Urfalı, "29 yılda; üreten, yol gösteren, hak eden ve hak ettiğini mutlaka alan bir anlayışla faaliyetlerini sürdüren Türkiye Kamu-Sen bugün üyelerine hizmet yolunda da büyük yol kat etmiştir. Üyelerimizin konaklaması için Ankara’da dört adet misafirhane bulunurken, İstanbul’da da inşaatı başlayan misafirhane için temelleri atmış bulunmaktayız. Çalışanlarımıza hizmet yolunda çalışmalarımız bundan sonra da hızla devam edecektir. Tüm yaşananlara ve zorlu şartlara, baskılara rağmen büyüyen tek Konfederasyon olarak çalışanlarımızın gönlünde kurduğumuz tahtı yüceltmeye devam ediyoruz. 430 bin 300 üyemizle, tüm teşkilatımızla, çalışanlarımızla biz büyük bir aileyiz. Bu teşkilatın her bir ferdi kardelen çiçeğidir. Hiçbir hakkın kolay verilmediği bir ülkede kamuda sendikal hak almak elbette kolay olmamıştı. Mahkeme salonlarında, Meclis kapılarında, Bakanlıkların önünde ve sokaklarda, meydanlarda eylemlerle geçen 29 yıl... Bugün kamuda kazanılan birçok hak o zamanlar verilen çetin mücadele neticesinde kazanılmıştı.  Kamu çalışanlarının adil şartlarda çalışabilmesi ve hak ettiğini alması için mücadele ediyoruz. Kamu kurum ve kuruluşlarını ülke menfaatleri doğrultusunda ve adalet anlayışıyla yöneteceklerin, hak ederek bu kadrolara gelmesini sağlamak ekmek kavgamız kadar önemlidir. Liyakatsizliğin ve adam kayırmacılığın en büyük zararını 15 Temmuz günü acı bir şekilde gördük. Bunun içindir ki “yönetici akademisi” kurulmasını istiyoruz. Mülakatla değil, sınavla hak edenin hak ettiği kadrolara gelmesini amaçlıyoruz. Tabi ki bu kutlu mücadelede kaybettiğimiz değerlerimizi anmadan olmaz. Sendikal mücadeleye yaşadıkları sürece omuz verip kaybettiklerimize binlerce rahmet olsun. Türkiye Kamu-Sen'in bugünlere gelmesinde, ülkemizin her köşesinde kamu hizmetinin yanında sendikasını hedefe taşımak içinde omuz veren, on binlerce adsız kahramanlara da selam olsun.

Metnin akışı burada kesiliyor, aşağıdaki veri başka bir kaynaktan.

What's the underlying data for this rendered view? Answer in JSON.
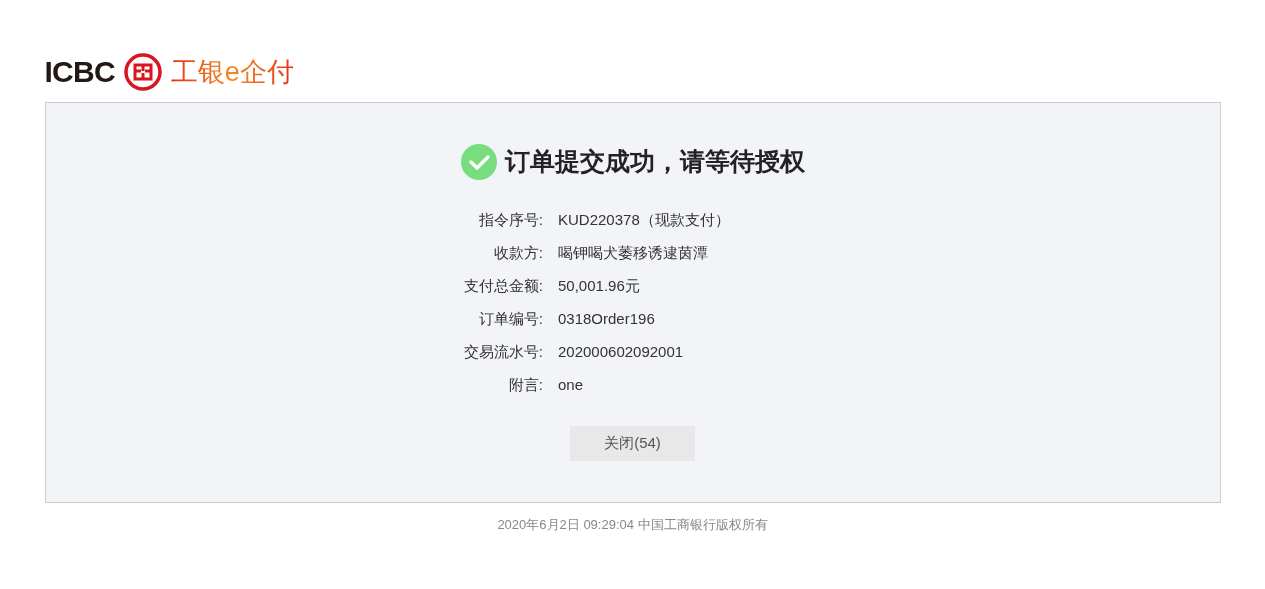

Bu kutlu mücadeleyi sayenizde sürdürdük.  Eserinizle ne kadar gurur duysanız azdır. Çünkü eseriniz bugün ülkenin çimentosu ve milli refleksidir. Böyle olmaya da sonsuza kadar devam edecektir.
Kurulduğumuz gün, kırmızı çizgilerimiz ne ise bugün de o çizgilerimiz aynıdır. Ulu Önder Atatürk’ün kurduğu bu vatanın milli ve manevi değerlerine sonsuza kadar sahip çıkacağız" diye konuştu.